The Trap: Fear, Coercion, and a Webcam Trial
Meherlina Dutt’s descent into financial and psychological ruin began with a routine phone call one that would eventually cost her over ₹5.8 crore (US$663,000). A caller, posing as a courier official, claimed that a drug-laced parcel in her name had been seized en route to China. The tone swiftly changed from polite to threatening. Soon, she was speaking with people claiming to be from Mumbai police and Narcotics Bureau.
What followed was five harrowing days of 24/7 surveillance via Skype, where Meherlina was manipulated into believing she was under “digital arrest”, a term coined by fraudsters who simulate legal processes virtually complete with fake courtrooms, fabricated documents, and terrifying accusations.
Under constant watch, she liquidated investments, pledged her gold, and wired enormous sums to accounts dictated by the scammers. “After that, my brain stopped working. My mind shut down,” she recalled in her statement in an interview , which first reported the case.
The Banks: Billions Moved, Zero Red Flags
Her money trail is both staggering and damning. Over ₹2.8 crore moved from HDFC Bank India’s largest private lender to an account in ICICI Bank titled under “Mr.

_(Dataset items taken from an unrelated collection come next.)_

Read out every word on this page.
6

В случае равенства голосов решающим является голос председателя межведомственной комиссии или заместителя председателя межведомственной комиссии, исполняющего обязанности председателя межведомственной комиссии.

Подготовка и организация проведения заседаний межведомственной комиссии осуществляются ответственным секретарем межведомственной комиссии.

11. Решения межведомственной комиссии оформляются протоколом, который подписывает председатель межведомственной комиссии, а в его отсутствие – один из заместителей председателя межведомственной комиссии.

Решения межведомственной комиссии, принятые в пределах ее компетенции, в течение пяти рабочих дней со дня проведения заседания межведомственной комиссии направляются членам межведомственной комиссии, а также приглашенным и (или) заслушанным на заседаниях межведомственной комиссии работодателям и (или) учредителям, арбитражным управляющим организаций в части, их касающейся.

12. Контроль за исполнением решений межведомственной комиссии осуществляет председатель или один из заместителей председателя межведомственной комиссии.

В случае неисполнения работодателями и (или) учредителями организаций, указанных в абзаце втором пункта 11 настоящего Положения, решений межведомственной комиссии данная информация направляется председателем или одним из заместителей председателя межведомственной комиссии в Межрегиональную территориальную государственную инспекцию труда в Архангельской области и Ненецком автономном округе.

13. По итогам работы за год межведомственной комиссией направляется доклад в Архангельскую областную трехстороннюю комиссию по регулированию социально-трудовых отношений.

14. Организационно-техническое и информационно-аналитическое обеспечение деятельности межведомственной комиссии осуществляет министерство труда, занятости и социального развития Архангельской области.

Piyush.” Meherlina alleges that despite these being 200 timeslarger than her typical transactions, no one at the bank flagged the sudden transfers not her relationship manager, not the fraud detection team.
She questioned how ICICI allowed such funds into a nearly dormant account and why it failed to trigger AML (anti-money laundering) safeguards. Within four minutes of landing in ICICI, most of the money was siphoned off into 11 accounts in Sree Padmavathi Cooperative Bank, an affiliate of Federal Bank in Hyderabad.
Eight of these accounts had fake addresses, and most were mule accounts created using others’ identities including a widow, a carpenter, and a rickshaw driver. Shockingly, the former director of the cooperative bank, Samudrala Venkateshwaralu, was arrested and remains in jail, accused of opening these accounts to facilitate laundering.
Despite this massive breach of trust, the banking ombudsman dismissed Meherlina’s complaints against both HDFC and ICICI, citing a 2017 guideline that shifts liability onto customers if the fraud stems from their own transactions—even under duress.
The Aftermath: Courts, Capital Gains, and a Shattered Life
A year later, Meherlina has only recovered ₹1 crore of the ₹5.85 crore she lost. Her pleas to HDFC, ICICI, and cooperative banks have yielded little relief. Instead, she finds herself taxed on the fraudulently withdrawn funds since the money came from redeeming long-term investments that attracted capital gains taxes.
Now, she and several others have filed a joint petition before India’s top consumer court, accusing the banks of deficiency of service, negligence, and failure of due diligence. The case is scheduled for hearing in November 2025.
Her lawyer who represents a dozen digital arrest victims, says India’s banking system is “abdicating its responsibility to protect customers” and even “abetting financial suicide” by failing to monitor accounts effectively or intercept mule account networks.
The case is more than a personal tragedy it is a glaring signal of systemic failure. In a country where digital adoption has soared, cybercrime protections, regulatory accountability, and customer redress mechanisms remain dangerously outdated.
While nations like the UK have revised banking liability laws, requiring banks to reimburse scam victims, India is yet to implement such safeguards.
Source: Social Media
The Identity of the victim has been changed to an imaginary name.